Betty Smith, pictured at Montgomery County Road Runners Club’s (MCRRC) 5-mile Country Road Run in Olney in January, runs at least 60 miles a week. Photo by Skip Brown

Betty Holston Smith pays close attention to Udai Singh’s posture and the mechanics of his stride on a treadmill in a small Rockville gym before heading outside to watch him run on a chilly Saturday morning last fall.

“Lean, lean, lean!” shouts Smith, clapping to encourage the 17-year-old Poolesville High School cross-country runner who was looking for tips to improve his form. “Everything should be heading in the direction you are heading. …That looks great!”

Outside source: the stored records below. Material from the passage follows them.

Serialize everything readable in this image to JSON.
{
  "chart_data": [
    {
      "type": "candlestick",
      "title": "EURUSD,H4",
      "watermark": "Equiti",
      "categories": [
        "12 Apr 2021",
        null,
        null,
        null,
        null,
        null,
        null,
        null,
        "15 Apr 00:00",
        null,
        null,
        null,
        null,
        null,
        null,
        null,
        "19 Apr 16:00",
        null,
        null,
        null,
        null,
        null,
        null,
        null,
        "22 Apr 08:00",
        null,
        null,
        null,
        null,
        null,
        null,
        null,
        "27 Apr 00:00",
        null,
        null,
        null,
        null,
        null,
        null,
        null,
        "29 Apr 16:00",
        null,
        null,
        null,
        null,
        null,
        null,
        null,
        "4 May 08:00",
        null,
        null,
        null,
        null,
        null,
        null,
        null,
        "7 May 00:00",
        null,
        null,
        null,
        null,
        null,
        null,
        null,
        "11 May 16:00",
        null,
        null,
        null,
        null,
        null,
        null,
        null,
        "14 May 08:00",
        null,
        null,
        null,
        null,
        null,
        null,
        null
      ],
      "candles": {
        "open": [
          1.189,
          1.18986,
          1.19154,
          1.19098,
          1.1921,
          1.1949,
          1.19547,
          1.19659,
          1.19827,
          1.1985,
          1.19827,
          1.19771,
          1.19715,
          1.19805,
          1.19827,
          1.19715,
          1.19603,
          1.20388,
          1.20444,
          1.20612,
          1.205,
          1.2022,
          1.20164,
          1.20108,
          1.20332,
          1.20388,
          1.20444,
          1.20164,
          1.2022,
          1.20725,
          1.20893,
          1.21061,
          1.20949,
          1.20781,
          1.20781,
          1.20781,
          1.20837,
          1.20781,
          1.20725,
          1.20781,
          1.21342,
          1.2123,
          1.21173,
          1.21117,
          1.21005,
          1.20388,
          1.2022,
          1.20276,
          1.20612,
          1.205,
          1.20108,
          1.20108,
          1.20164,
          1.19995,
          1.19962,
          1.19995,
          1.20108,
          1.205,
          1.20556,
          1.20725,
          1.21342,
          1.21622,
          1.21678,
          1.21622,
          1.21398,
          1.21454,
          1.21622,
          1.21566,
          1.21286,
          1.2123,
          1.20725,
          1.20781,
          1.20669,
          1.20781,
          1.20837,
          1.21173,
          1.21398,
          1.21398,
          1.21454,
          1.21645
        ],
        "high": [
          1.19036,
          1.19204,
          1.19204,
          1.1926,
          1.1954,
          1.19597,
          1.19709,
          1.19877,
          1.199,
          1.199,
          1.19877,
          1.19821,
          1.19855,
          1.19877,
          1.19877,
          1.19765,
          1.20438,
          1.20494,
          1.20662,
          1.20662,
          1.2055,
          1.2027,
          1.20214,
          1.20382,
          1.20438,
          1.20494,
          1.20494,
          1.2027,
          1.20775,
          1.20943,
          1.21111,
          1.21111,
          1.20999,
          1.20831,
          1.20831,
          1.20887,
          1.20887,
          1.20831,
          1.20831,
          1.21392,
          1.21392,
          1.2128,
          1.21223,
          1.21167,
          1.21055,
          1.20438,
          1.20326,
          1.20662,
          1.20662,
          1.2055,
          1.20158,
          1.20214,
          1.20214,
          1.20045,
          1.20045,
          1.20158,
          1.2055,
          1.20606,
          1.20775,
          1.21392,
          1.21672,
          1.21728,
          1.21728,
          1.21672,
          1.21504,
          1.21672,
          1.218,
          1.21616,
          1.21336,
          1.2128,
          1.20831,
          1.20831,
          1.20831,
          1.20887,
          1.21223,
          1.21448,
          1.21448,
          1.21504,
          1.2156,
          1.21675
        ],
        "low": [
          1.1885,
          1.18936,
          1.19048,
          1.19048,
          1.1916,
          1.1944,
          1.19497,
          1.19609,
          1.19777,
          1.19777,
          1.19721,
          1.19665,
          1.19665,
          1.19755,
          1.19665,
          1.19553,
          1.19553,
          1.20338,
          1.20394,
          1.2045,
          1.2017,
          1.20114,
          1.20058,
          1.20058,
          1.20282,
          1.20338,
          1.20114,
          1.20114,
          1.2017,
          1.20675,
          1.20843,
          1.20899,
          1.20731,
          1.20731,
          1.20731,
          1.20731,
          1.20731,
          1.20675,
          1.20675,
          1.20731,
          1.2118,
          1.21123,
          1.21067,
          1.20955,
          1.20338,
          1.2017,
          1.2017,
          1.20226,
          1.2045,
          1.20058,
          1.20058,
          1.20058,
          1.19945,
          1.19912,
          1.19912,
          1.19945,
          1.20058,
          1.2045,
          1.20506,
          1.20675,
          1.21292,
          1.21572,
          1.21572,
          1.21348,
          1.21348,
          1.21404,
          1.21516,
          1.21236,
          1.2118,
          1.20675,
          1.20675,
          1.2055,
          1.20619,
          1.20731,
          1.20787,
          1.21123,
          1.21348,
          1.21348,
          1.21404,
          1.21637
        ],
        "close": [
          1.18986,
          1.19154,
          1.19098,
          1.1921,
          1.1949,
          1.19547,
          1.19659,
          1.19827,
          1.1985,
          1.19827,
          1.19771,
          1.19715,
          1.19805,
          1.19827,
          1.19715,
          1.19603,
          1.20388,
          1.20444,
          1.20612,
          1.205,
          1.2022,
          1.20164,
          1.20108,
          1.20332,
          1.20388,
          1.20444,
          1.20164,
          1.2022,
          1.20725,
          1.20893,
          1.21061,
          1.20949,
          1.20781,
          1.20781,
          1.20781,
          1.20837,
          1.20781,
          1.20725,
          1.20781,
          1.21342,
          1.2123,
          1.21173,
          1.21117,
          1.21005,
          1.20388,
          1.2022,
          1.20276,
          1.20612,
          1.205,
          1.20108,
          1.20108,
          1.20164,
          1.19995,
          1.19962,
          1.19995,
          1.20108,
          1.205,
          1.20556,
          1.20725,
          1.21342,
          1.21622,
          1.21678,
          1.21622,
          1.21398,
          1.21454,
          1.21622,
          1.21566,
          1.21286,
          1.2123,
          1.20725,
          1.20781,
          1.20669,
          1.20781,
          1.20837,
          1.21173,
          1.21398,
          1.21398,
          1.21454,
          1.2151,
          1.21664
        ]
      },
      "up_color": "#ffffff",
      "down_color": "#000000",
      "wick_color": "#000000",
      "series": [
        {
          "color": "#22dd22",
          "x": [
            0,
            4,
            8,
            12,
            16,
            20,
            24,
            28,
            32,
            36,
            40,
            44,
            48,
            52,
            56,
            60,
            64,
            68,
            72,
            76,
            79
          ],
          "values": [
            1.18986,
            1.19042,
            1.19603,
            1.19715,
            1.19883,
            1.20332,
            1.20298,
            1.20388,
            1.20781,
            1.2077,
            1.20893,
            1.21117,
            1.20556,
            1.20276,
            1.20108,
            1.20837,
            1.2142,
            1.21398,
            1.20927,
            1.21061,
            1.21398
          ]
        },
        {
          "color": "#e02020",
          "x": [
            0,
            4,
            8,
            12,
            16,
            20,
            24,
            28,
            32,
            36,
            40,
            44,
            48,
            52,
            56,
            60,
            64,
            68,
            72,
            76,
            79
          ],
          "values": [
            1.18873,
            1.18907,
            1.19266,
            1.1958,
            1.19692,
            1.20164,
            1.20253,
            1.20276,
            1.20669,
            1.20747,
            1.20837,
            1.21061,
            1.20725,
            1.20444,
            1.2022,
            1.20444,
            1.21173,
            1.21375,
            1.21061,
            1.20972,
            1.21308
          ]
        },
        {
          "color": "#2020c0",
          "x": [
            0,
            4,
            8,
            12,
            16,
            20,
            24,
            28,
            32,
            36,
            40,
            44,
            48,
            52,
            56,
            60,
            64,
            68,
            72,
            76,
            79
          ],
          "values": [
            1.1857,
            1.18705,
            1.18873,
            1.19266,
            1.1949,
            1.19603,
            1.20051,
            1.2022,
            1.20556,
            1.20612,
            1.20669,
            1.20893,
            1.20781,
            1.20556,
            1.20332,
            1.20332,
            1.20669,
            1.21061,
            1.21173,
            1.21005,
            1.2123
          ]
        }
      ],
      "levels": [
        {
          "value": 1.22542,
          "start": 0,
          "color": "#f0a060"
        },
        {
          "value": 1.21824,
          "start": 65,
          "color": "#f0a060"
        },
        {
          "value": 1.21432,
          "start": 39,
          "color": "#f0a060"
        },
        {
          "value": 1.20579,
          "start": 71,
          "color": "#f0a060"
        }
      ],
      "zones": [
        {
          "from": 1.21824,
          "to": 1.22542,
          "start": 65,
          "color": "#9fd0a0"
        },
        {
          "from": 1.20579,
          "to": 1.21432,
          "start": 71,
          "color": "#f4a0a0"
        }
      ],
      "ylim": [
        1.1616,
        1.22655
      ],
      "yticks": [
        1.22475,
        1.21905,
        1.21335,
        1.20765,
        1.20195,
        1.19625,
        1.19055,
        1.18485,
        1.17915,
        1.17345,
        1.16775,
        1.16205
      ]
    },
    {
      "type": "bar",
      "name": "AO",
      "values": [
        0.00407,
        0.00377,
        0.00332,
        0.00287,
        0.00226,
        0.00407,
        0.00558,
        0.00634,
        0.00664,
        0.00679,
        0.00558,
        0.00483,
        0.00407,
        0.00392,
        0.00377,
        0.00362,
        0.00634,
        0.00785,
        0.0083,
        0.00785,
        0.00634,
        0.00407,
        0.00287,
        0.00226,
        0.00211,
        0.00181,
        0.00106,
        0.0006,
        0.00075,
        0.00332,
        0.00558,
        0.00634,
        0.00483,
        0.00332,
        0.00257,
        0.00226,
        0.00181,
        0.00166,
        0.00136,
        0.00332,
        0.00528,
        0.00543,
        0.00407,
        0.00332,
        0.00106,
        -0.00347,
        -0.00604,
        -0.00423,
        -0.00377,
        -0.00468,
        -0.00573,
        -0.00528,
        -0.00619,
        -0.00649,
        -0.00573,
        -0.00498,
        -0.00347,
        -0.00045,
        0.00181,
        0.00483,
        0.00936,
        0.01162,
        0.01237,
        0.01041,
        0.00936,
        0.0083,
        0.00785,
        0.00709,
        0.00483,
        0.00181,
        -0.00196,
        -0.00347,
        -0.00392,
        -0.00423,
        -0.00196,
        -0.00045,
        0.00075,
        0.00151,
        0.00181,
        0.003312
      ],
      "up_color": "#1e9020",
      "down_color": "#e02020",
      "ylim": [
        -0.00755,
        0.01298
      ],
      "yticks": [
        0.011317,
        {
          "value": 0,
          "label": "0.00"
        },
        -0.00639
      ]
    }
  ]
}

For more than 10 years, Smith has evaluated the techniques of other runners as a volunteer at a monthly running lab sponsored by the Montgomery County Road Runners Club (MCRRC), offering advice honed by her years of long-distance running. Smith has so much wisdom to impart that she often continues working with runners in the parking lot long after the clinic has ended and other volunteers have departed. Udai’s father, Kush Singh, says Smith is the go-to person for running advice in the club and that her expertise helped him shave nearly 45 minutes off of his marathon time. “Everybody knows Betty,” he says. “She’s a legend.”

At age 79, Smith runs at least 60 miles a week and regularly teaches deep-water running classes. She has completed 85 marathons on six continents since 1988 and 39 ultramarathons (races that are longer than regular 26.2-mile marathons) since 2007. In 2002, she ran a race on the seventh continent—Asia—finishing a half-marathon along the Great Wall of China. In November, Smith completed the 144-hour Icarus Florida UltraFest, running a total of about 130 miles by completing 200 loops on an asphalt trail over six days.

“My focus is on the start line. I do everything within my power to be ready so I don’t worry about the finish line,” says Smith, who often listens to an instrumental version of the blues-rock song “Get Ready” while running.

For strength, Smith says she draws on her experience as one of the first two black students to integrate Bethesda-Chevy Chase High School in 1956. She recalls crying nearly every night after being spit on, ignored at lunch and harassed by other students during her first year. “If you went through all that at B-CC, there isn’t anything you can’t do that you put your mind to,” says Smith, who lives in Rockville. “It made me realize who I was and what I was capable of doing.”